Until the heart is empty

In the Bowl of Saki for the 28th of March we find this phrase: Until the heart is empty, it cannot receive the knowledge of God. There is hope in this saying, since it implies that, little as we are, there is the genuine possibility of attaining the ultimate understanding, and that is a cause for celebration.  Also implicit is the recognition that we probably don’t know as much about God as we think we do – but let us be optimistic and simply consider the promise being offered.   To receive that knowledge, we might ask, why must the heart be empty?  We are often enjoined to open our hearts – does that not mean that we should allow the world to come in and fill us up?  Isn’t it spiritual to love our neighbour?

We have certainly known people who seem to have their hearts tightly closed against the world; to meet them is like encountering a castle of cold stone with the drawbridge pulled up. And even though we might leave our own drawbridge lowered on sunny days, if we are honest we will admit that there are some people to whom our soldiers at the gate will not grant entrance. In other words, we are open to some, but not to all.

In Sufi understanding, the heart is a capacity, or an ‘akasha.’  As the eyes are a capacity to receive light, and the ears are a capacity to receive the waves of sound, so the heart is made to fulfil a similar function for the magical, all-powerful vibrations of love.  When we keep it closed, the most living place of our being is, so to speak, entombed, with the result that all the other aspects of our life are dimmed and incomplete.  Therefore, the seeker must work to raise the heart from its grave, so that light and life and love may flow through it.

We begin our apprenticeship by loving each other.  Remember the tale that tells of a pious seeker who came to a Sufi Murshid and asked to be taken as a student.  “Have you ever loved?” asked the master, but the seeker, who had been busy all his life with prayers and rituals, said, “No, never.”  “Go and love,” said the Murshid, “and then come again.”  

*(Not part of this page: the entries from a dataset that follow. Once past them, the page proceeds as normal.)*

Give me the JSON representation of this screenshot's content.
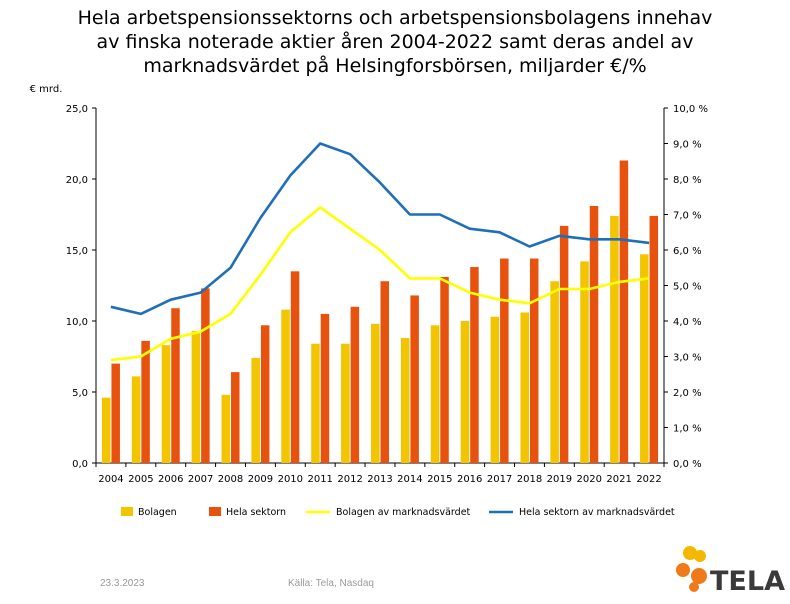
{
  "title_lines": [
    "Hela arbetspensionssektorns och arbetspensionsbolagens innehav",
    "av finska noterade aktier åren 2004-2022 samt deras andel av",
    "marknadsvärdet på Helsingforsbörsen, miljarder €/%"
  ],
  "footer": {
    "date": "23.3.2023",
    "source": "Källa: Tela, Nasdaq"
  },
  "logo": {
    "text": "TELA"
  },
  "colors": {
    "bolagen_bar": "#f2c500",
    "hela_bar": "#e8520f",
    "bolagen_line": "#ffff00",
    "hela_line": "#1f6fb8",
    "logo_orange": "#f07a1a",
    "logo_yellow": "#f5b800"
  },
  "chart_data": {
    "type": "bar",
    "title": "Hela arbetspensionssektorns och arbetspensionsbolagens innehav av finska noterade aktier åren 2004-2022 samt deras andel av marknadsvärdet på Helsingforsbörsen, miljarder €/%",
    "categories": [
      "2004",
      "2005",
      "2006",
      "2007",
      "2008",
      "2009",
      "2010",
      "2011",
      "2012",
      "2013",
      "2014",
      "2015",
      "2016",
      "2017",
      "2018",
      "2019",
      "2020",
      "2021",
      "2022"
    ],
    "ylabel": "€ mrd.",
    "ylim": [
      0,
      25
    ],
    "y_ticks": [
      "0,0",
      "5,0",
      "10,0",
      "15,0",
      "20,0",
      "25,0"
    ],
    "y2lim": [
      0,
      10
    ],
    "y2_ticks": [
      "0,0 %",
      "1,0 %",
      "2,0 %",
      "3,0 %",
      "4,0 %",
      "5,0 %",
      "6,0 %",
      "7,0 %",
      "8,0 %",
      "9,0 %",
      "10,0 %"
    ],
    "grid": false,
    "legend_position": "bottom",
    "series": [
      {
        "name": "Bolagen",
        "type": "bar",
        "axis": "left",
        "values": [
          4.6,
          6.1,
          8.3,
          9.3,
          4.8,
          7.4,
          10.8,
          8.4,
          8.4,
          9.8,
          8.8,
          9.7,
          10.0,
          10.3,
          10.6,
          12.8,
          14.2,
          17.4,
          14.7
        ]
      },
      {
        "name": "Hela sektorn",
        "type": "bar",
        "axis": "left",
        "values": [
          7.0,
          8.6,
          10.9,
          12.3,
          6.4,
          9.7,
          13.5,
          10.5,
          11.0,
          12.8,
          11.8,
          13.1,
          13.8,
          14.4,
          14.4,
          16.7,
          18.1,
          21.3,
          17.4
        ]
      },
      {
        "name": "Bolagen av marknadsvärdet",
        "type": "line",
        "axis": "right",
        "values": [
          2.9,
          3.0,
          3.5,
          3.7,
          4.2,
          5.3,
          6.5,
          7.2,
          6.6,
          6.0,
          5.2,
          5.2,
          4.8,
          4.6,
          4.5,
          4.9,
          4.9,
          5.1,
          5.2
        ]
      },
      {
        "name": "Hela sektorn av marknadsvärdet",
        "type": "line",
        "axis": "right",
        "values": [
          4.4,
          4.2,
          4.6,
          4.8,
          5.5,
          6.9,
          8.1,
          9.0,
          8.7,
          7.9,
          7.0,
          7.0,
          6.6,
          6.5,
          6.1,
          6.4,
          6.3,
          6.3,
          6.2
        ]
      }
    ]
  }
}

The more we learn the lessons of love, which are simply the teaching that the beloved is all and we are nothing, the more we become fit for the service of this divine flow. In the best circumstances, the parent’s love for the child awakens this understanding.  But paradoxically, as long as we hold the beloved in our heart, we also affirm our own existence:  ‘I’ love ‘you’, and even if ‘you’ means all the people of a nation, it still leaves a barrier in place, a line separating inclusion and exclusion.  If we wish to have knowledge of God, Who is infinite and all-pervading, then all barriers must be removed, for He has none; nothing may remain to divide the heart. 

We reach this state not by ceasing to love, but by ceasing to be.  Majnun loved Leila so fully that his own self was forgotten.    In that condition, everything becomes Leila – the grass becomes the hem of her dress, the breeze her breath, the stars her eyes, the flowers her perfume, and so on.  And when we love God so completely that we forget ourselves in His presence, the last veil is dropped and we come face to face with the Beloved Who was never absent, Whose embrace was always sustaining us.